Мама ничего не сказала. Посмотрела только как-то подозрительно и дала двадцать рублей на сигареты. 
– Купи всё-таки мышеловку, – посоветовала мама.
– Не носи всё-таки этот ремешок, – посоветовал я.
– Купи всё-таки мышеловку, – посоветовала мама.
– Но мне не на что, – посетовал я.
Мама ничего не сказала. Посмотрела только как-то подозрительно и дала пятьдесят рублей на мышеловку.
Итог – девяносто рублей. Такого удачного дня у меня не случалось с похорон Брежнева.
– У тебя годовалая пыль на телевизоре, – сказала мама.
– У тебя туфли не подходят к брюкам по цвету, – сказал я.
– Зря ты проколол ухо, – сказала мама.
– Зря ты покрасила ногти зелёнкой, – сказал я.
– Ну, мне пора, – сказала мама.
– Мне тоже. За мышеловкой, – сказал я.
Мы вышли из подъезда. Мама закурила. Потом мы расцеловались. Она села в свой старенький «фольксваген» и укатила. Я помахал ей вслед.

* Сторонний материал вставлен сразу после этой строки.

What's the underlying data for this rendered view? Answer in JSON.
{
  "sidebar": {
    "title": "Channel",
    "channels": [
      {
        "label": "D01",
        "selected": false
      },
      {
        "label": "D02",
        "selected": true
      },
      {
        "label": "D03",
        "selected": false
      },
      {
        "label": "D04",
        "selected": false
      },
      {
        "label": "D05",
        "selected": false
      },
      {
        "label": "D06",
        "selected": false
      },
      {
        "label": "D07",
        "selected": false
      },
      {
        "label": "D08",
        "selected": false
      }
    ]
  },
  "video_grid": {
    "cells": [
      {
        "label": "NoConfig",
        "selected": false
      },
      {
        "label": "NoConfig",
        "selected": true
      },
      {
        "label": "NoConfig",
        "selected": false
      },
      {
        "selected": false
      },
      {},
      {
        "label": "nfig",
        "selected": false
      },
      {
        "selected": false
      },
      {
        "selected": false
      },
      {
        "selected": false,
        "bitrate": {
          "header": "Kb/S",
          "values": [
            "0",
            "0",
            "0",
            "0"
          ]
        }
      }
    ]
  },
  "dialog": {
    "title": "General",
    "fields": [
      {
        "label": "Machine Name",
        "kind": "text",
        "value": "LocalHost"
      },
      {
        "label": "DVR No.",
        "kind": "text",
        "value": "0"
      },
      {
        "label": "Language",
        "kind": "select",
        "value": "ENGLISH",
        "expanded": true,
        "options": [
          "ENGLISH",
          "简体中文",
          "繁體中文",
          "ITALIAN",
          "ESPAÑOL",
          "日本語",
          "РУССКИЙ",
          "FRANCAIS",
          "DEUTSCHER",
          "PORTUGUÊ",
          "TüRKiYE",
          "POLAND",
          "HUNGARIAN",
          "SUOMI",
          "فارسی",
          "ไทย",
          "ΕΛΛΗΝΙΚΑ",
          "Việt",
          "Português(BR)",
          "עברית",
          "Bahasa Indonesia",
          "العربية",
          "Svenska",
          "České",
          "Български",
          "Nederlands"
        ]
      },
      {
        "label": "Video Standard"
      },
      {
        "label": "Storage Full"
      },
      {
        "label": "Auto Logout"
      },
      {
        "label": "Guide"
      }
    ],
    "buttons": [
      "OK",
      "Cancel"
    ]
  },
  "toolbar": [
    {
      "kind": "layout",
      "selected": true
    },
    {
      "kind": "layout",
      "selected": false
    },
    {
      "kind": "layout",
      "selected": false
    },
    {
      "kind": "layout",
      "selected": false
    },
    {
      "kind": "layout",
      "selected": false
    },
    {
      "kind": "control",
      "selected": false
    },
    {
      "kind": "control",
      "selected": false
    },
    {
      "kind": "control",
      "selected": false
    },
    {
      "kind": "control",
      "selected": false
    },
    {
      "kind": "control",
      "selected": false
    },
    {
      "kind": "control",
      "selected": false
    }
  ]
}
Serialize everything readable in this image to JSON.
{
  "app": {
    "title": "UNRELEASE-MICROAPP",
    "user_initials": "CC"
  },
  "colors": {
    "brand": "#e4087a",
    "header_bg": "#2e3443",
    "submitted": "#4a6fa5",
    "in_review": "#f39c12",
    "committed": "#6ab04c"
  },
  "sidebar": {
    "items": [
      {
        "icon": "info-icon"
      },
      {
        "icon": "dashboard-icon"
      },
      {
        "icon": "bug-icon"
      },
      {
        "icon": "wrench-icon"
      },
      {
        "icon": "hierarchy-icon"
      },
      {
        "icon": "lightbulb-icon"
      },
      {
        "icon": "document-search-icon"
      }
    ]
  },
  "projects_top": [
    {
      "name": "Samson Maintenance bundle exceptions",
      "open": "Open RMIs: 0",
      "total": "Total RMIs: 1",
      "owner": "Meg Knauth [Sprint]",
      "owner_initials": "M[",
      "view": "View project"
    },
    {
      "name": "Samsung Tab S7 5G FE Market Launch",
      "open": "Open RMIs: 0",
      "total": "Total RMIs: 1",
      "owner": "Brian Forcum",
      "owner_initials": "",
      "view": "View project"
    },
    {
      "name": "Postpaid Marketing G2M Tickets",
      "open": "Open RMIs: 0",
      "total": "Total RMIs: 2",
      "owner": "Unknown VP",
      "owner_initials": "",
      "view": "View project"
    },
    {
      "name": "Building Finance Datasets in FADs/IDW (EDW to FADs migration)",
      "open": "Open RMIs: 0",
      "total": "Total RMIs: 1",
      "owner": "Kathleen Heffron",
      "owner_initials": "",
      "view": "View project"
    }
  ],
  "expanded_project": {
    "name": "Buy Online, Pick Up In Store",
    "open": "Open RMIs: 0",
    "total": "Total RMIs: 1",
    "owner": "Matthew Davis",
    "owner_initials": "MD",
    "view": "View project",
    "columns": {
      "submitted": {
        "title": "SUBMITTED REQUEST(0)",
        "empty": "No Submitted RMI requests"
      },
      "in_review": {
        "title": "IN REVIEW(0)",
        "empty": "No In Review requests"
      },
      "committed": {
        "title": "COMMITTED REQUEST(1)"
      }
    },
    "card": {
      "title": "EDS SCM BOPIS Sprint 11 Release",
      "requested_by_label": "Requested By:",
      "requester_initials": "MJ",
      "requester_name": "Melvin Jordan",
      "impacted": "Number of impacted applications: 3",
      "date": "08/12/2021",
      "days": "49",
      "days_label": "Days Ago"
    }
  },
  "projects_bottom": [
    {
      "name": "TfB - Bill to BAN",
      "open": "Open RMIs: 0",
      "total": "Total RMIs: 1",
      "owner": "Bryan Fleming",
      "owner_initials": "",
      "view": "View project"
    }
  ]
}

Весна. Полные карманы денег. Так выглядит счастье.Вот вы скажете, что в моём возрасте надо бы быть посамостоятельнее. А я вам скажу, что вы ни черта не смыслите. Я не рвусь к самостоятельности, потому что самостоятельно не протяну и дня. А зачем тогда я отселился? А я и не отселялся. Она меня отселила. Сняла однокомнатную квартиру. Платит за неё. Продукты мне возит. Она просто нечаянно втюрилась в сослуживца. Она – главный бухгалтер, он кладовщик Сеня. Сеня переселился к нам. Такой интересный отчим: учил меня стирать сопливые платки и делать омлет по-корейски. Но мама посчитала, что такое сожительство неэтично. Она так и сказала: «Неэтично». Мы с Сеней одногодки. И его трепетное отношение к пасынку мама посчитала нездоровым явлением. Мама так и сказала: «Нездоровое явление». Она-то думала, что мы будем биться за её любовь, а мы мирно стирали сопливые платки и жарили корейскую яичницу. Мама в душе рассчитывала, что мы перелаемся, и она с треском выгонит Сеню. Мама боялась отношений. Потому что никаких отношений у неё никогда не было. Или были, но какие-то невразумительные. С моим отцом, например. А тут пучина страстей накрыла маму с головой, и она растерялась. Вот если б мы с Сеней её не поделили, она бы выперла Сеню и успокаивала бы себя тем, что старалась как могла. Она бы приплела сюда разницу в возрасте, полоумного сына, астрологию и прочую требуху. Но Сеня и не думал ссориться. А обо мне и говорить нечего. Вот тогда-то мама и решилась на моё отселение. И повод подвернулся подходящий. Мы тут напились по случаю дня мелиоратора, и пьяный Сеня сказал: «Зови меня папой». Я сказал: «Конечно». А мама решила, что это уже слишком. Она так и сказала: «Сеня, не перебарщивай». И отселила.Так вот, мы с мамой расцеловались. Она села в свой старенький «фольксваген» и укатила к Сене. Я помахал ей вслед.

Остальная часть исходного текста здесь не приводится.